La femme a été placée sous oxygène dans une ambulance, qui s’est lancée dans la quête désespérée d’une route ouverte en direction de l’hôpital de Rafidia, à Naplouse. L’entrée du village voisin étant fermée, le véhicule a dû se tourner vers des chemins de terre au milieu des oliveraies.
« Bébé mort-né » dans l’ambulance
Lorsque l’équipage a finalement atteint le poste de contrôle d’Awarta, de nombreux véhicules patientaient déjà devant un portail métallique. Sirènes allumées, l’ambulance s’est frayé un chemin jusqu’à la tête de la file, où des soldats ont ordonné à Bashar Qaryouti de couper le moteur du véhicule.
« Ils m’ont forcé avec leurs armes à éteindre le véhicule » et ont confisqué les cartes d’identité des soignants, raconte-t-il, précisant avoir expliqué aux soldats que le matériel médical de l’ambulance maintenait la patiente en vie.
L’état de la femme enceinte s’est aggravé et l’infirmière à ses côtés a été contrainte de procéder à l’accouchement, à l’intérieur de l’habitacle, d’un « bébé mort-né », a affirmé M. Qaryouti.

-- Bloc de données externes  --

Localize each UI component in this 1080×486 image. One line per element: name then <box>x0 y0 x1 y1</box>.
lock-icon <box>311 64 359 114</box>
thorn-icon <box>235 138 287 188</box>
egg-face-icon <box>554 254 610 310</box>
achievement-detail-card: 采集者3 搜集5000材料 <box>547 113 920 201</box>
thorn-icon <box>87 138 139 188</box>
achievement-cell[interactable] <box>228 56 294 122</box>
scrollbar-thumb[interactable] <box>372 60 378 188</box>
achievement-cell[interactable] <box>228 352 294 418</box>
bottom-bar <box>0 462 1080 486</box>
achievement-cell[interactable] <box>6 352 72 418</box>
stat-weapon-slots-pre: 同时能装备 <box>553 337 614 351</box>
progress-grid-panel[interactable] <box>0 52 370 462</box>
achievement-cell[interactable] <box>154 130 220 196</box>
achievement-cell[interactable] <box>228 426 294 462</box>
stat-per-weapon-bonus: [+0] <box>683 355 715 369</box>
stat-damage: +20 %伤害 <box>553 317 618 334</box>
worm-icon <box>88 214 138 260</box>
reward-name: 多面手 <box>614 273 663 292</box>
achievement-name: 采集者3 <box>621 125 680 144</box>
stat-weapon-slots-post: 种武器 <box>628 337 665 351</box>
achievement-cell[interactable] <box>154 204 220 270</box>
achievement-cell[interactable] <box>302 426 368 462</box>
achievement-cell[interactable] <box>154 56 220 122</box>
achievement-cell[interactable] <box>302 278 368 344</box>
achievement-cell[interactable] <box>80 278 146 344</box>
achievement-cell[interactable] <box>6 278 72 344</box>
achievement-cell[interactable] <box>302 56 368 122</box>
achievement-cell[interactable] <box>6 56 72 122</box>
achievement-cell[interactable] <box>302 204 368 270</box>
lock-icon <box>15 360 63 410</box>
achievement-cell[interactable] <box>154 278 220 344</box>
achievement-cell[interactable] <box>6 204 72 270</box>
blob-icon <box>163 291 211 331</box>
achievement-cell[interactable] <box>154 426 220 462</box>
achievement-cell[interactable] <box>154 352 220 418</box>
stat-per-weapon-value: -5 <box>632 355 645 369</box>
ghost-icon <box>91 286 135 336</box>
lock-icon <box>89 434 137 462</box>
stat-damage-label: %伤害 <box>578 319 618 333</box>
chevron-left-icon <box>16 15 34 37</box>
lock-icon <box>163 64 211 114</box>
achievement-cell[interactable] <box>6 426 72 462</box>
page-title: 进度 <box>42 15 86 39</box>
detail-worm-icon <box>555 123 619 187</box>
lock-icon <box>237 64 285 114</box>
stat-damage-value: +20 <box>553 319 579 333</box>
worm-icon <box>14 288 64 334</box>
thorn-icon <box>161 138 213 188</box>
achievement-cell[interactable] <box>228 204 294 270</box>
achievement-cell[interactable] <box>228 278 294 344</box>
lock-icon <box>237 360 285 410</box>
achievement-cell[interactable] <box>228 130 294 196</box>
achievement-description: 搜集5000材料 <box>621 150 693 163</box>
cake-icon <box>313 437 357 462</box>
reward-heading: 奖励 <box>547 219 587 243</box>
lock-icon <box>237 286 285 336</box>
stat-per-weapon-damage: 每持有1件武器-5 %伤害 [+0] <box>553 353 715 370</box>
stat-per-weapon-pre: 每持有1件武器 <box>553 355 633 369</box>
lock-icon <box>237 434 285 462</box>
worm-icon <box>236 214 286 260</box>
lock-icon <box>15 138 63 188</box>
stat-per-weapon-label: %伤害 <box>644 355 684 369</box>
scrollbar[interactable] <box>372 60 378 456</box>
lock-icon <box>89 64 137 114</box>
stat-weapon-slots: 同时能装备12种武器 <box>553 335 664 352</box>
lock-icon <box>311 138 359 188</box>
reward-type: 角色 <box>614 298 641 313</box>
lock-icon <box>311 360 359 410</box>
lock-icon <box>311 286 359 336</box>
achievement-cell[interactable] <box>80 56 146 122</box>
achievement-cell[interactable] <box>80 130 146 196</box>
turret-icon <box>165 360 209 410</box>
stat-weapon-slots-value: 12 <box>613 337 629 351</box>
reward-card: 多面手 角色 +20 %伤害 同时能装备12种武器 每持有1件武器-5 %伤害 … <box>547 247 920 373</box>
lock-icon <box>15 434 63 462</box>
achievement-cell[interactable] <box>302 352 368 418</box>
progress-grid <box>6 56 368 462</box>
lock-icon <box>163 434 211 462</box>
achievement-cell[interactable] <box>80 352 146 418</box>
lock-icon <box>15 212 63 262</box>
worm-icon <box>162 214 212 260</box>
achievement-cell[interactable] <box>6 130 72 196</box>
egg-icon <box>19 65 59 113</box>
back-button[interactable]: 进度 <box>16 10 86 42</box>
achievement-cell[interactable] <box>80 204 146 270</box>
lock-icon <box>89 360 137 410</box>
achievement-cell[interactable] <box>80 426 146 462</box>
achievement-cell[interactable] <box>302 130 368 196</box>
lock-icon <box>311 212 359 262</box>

Après plus de 30 minutes d’attente, selon lui, les soldats ont rendu leurs documents à l’équipage et autorisé l’ambulance à poursuivre sa route.
« Empêchée d’atteindre l’hôpital »
Sollicitée par l’AFP, l’armée israélienne a déclaré que « l’affirmation selon laquelle des soldats ont retardé une ambulance au checkpoint d’Awarta était fausse », ajoutant n’avoir reçu aucun signalement des faits de la part palestinienne. A l’hôpital de Rafidia, « la mère a été envoyée au bloc pour arrêter l’hémorragie », retrace M. Qaryouti.
Le directeur de l’établissement, Fouad Nafaa, a affirmé que la femme avait été « empêchée d’atteindre l’hôpital par l’armée israélienne ». L’hémorragie causée par la fausse couche a été maîtrisé et l’état de la patiente est désormais stable, a-t-il ajouté.
Israël a lancé une opération qualifiée d’« antiterroriste » en Cisjordanie occupée, fermant plusieurs routes à travers le territoire, à la suite d’affrontements meurtriers vendredi impliquant des colons qui ont coûté la vie à deux Israéliens et quatre Palestiniens. Depuis l’attaque du Hamas en Israël le 7 octobre 2023, les violences ont explosé en Cisjordanie, occupée depuis 1967.